Gagich, M. (2025). Using Process-Based Pedagogical Assessment Practices to Challenge Generative AI in the Writing Classroom: In P. W. Wachira, X. Liu, & S. Koc (Eds.), Advances in Educational Marketing, Administration, and Leadership (pp. 1–32). IGI Global. https://doi.org/10.4018/979-8-3693-6351-5.ch001

Kohen-Vacs, D., Amzalag, M., Weigelt-Marom, H., Gal, L., Kahana, O., Raz-Fogel, N., Ben-Aharon, O., Reznik, N., Elnekave, M., & Usher, M. (2024). Towards a call for transformative practices in academia enhanced by generative AI. European Journal of Open, Distance and E-Learning, 26(s1), 35–50. https://doi.org/10.2478/eurodl-2024-0006

Nikolic, S., Sandison, C., Haque, R., Daniel, S., Grundy, S., Belkina, M., Lyden, S., Hassan, G. M., & Neal, P. (2024).
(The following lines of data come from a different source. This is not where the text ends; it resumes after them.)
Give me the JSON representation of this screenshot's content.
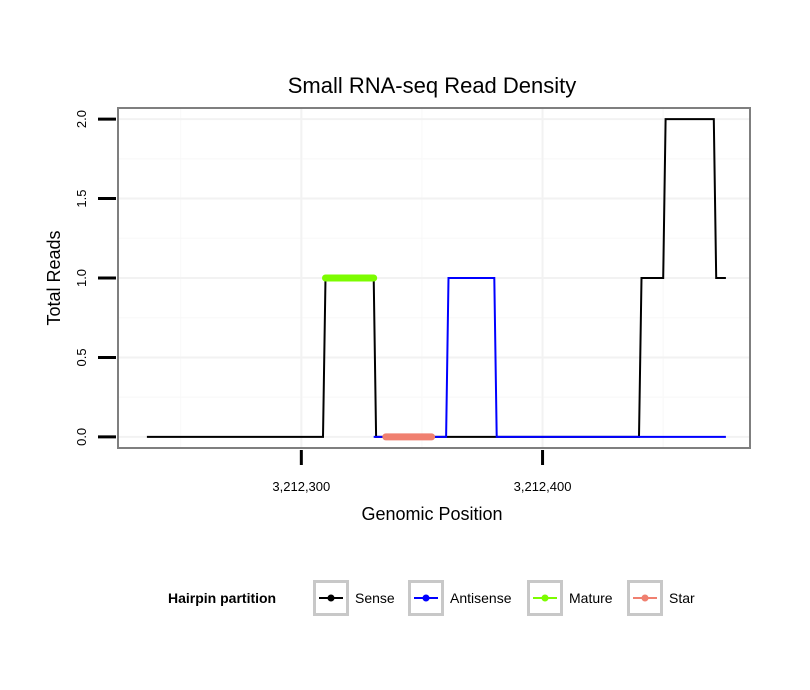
{
  "chart_data": {
    "type": "line",
    "title": "Small RNA-seq Read Density",
    "xlabel": "Genomic Position",
    "ylabel": "Total Reads",
    "xlim": [
      3212224,
      3212486
    ],
    "ylim": [
      -0.07,
      2.07
    ],
    "x_ticks": [
      {
        "value": 3212300,
        "label": "3,212,300"
      },
      {
        "value": 3212400,
        "label": "3,212,400"
      }
    ],
    "y_ticks": [
      {
        "value": 0,
        "label": "0.0"
      },
      {
        "value": 0.5,
        "label": "0.5"
      },
      {
        "value": 1,
        "label": "1.0"
      },
      {
        "value": 1.5,
        "label": "1.5"
      },
      {
        "value": 2,
        "label": "2.0"
      }
    ],
    "grid": true,
    "legend": {
      "title": "Hairpin partition",
      "position": "bottom",
      "items": [
        {
          "name": "Sense",
          "color": "#000000"
        },
        {
          "name": "Antisense",
          "color": "#0000ff"
        },
        {
          "name": "Mature",
          "color": "#7cfc00"
        },
        {
          "name": "Star",
          "color": "#f08070"
        }
      ]
    },
    "series": [
      {
        "name": "Sense",
        "color": "#000000",
        "width": 2,
        "x": [
          3212236,
          3212309,
          3212310,
          3212330,
          3212331,
          3212440,
          3212441,
          3212450,
          3212451,
          3212471,
          3212472,
          3212476
        ],
        "y": [
          0,
          0,
          1,
          1,
          0,
          0,
          1,
          1,
          2,
          2,
          1,
          1
        ]
      },
      {
        "name": "Antisense",
        "color": "#0000ff",
        "width": 2,
        "x": [
          3212330,
          3212360,
          3212361,
          3212380,
          3212381,
          3212476
        ],
        "y": [
          0,
          0,
          1,
          1,
          0,
          0
        ]
      },
      {
        "name": "Mature",
        "color": "#7cfc00",
        "width": 7,
        "x": [
          3212310,
          3212330
        ],
        "y": [
          1,
          1
        ]
      },
      {
        "name": "Star",
        "color": "#f08070",
        "width": 7,
        "x": [
          3212335,
          3212354
        ],
        "y": [
          0,
          0
        ]
      }
    ]
  }
}
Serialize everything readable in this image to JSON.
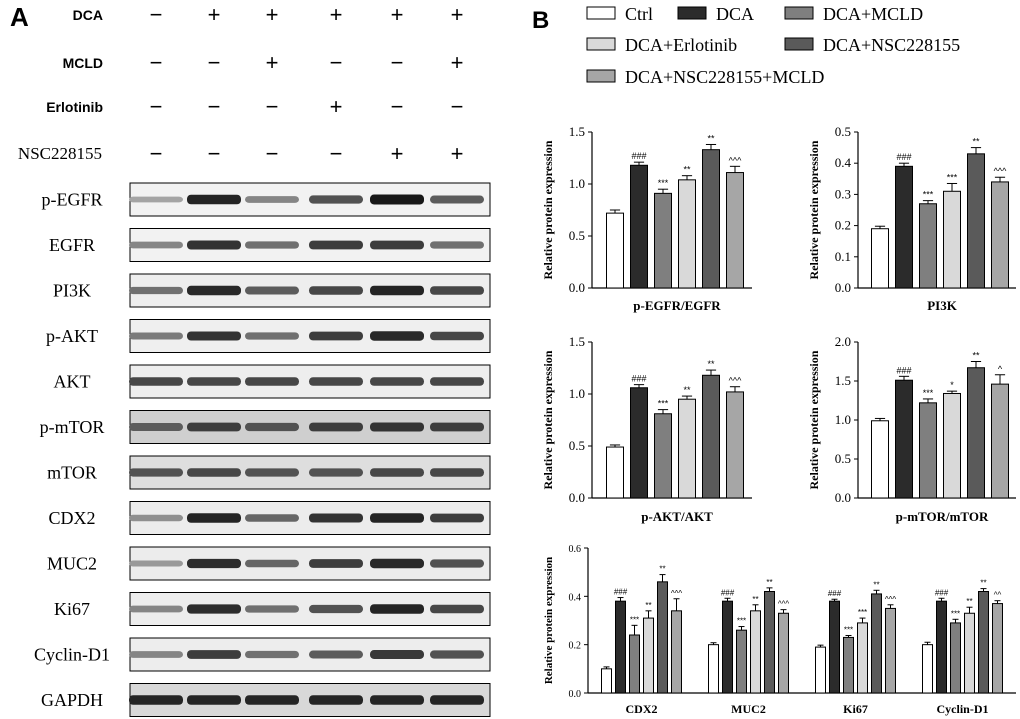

ChatGPT, Copilot, Gemini, SciSpace and Wolfram versus higher education assessments: An updated multi-institutional study of the academic integrity impacts of Generative Artificial Intelligence (GenAI) on assessment, teaching and learning in engineering. Australasian Journal of Engineering Education29(2), 126–153. https://doi.org/10.1080/22054952.2024.2372154

Pasmore, W., Winby, S., Mohrman, S. A., & Vanasse, R. (2019). Reflections: Sociotechnical Systems Design and Organization Change. Journal of Change Management19(2), 67–85. https://doi.org/10.1080/14697017.2018.1553761

Pea, R. D. (1993). Practices of distributed intelligence and designs for education. In G. Salomon (Ed.), Distributed cognitions: Psychological and educational considerations (pp. 47–87). Cambridge University Press.